Inspiration/advice anyone? Please…?

I’ve had a bit of a shit week to be honest with you. It’s not that there haven’t been very select times of alright-ness, they’ve just been overtaken by meh. Wow what an opening line ey? Nothing like an into to excite the readers in…

I am currently in bed wearing the comfiest clothes I could find- clean and soft on my skin with my hair back and a bucket of water with a scrubs brush and sponge in it. The itches are back (those of you who read this blog will understand.) It literally feels like I have bugs crawling on my skin. I’ve had to take off all bandages, rolled up my sleeves and legs and just try to ignore the itches that if i’m not careful will open up old wounds. I am so uncomfortable it is a joke- Every second there are a few itches, right now for example a get a tingle on my outer right hand, my right cheek, under my left eye, my left upper forehead… it sounds ridiculous I know and I’ve just given in again itching my arm and forehead. And just now my hand. Do people identify with this?? The only thing that seems to help me is sponging myself with water every other second.

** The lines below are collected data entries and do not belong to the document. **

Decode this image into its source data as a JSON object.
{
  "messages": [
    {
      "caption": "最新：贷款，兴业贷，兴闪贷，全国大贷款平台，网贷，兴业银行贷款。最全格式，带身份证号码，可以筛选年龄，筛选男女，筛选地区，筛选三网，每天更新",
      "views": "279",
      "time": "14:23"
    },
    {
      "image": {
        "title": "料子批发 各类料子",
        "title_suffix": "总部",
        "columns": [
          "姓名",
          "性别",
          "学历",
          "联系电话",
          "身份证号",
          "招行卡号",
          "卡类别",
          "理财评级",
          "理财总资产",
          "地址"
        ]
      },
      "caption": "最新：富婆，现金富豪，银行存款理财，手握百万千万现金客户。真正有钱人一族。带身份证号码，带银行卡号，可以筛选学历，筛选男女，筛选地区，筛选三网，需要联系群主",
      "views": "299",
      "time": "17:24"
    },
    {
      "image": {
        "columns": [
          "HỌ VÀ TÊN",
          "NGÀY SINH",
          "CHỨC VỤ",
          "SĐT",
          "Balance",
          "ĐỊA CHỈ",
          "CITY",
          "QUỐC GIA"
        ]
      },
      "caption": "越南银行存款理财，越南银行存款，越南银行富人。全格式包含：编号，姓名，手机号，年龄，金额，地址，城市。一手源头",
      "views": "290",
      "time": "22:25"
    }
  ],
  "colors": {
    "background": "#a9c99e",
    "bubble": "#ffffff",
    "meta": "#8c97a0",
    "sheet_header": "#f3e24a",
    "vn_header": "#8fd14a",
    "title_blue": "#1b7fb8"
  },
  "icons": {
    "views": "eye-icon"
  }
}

I have self harmed multiple times each day this week since. No stitches have been needed but a lot of steri strips and dressings and several kind nurses at my GP practice. I’ve been going between numb and depressed and the numb really is complete loss of sensation and emotion and motivation. I don’t know if I can bare to carry on DBT anymore. I’m fed up. Surely learning to deal with this condition shouldn’t be as hard as this? Is that what I’m doing or am I kidding myself thinking I am in the ‘recovering’ stage. Any inspiration anyone?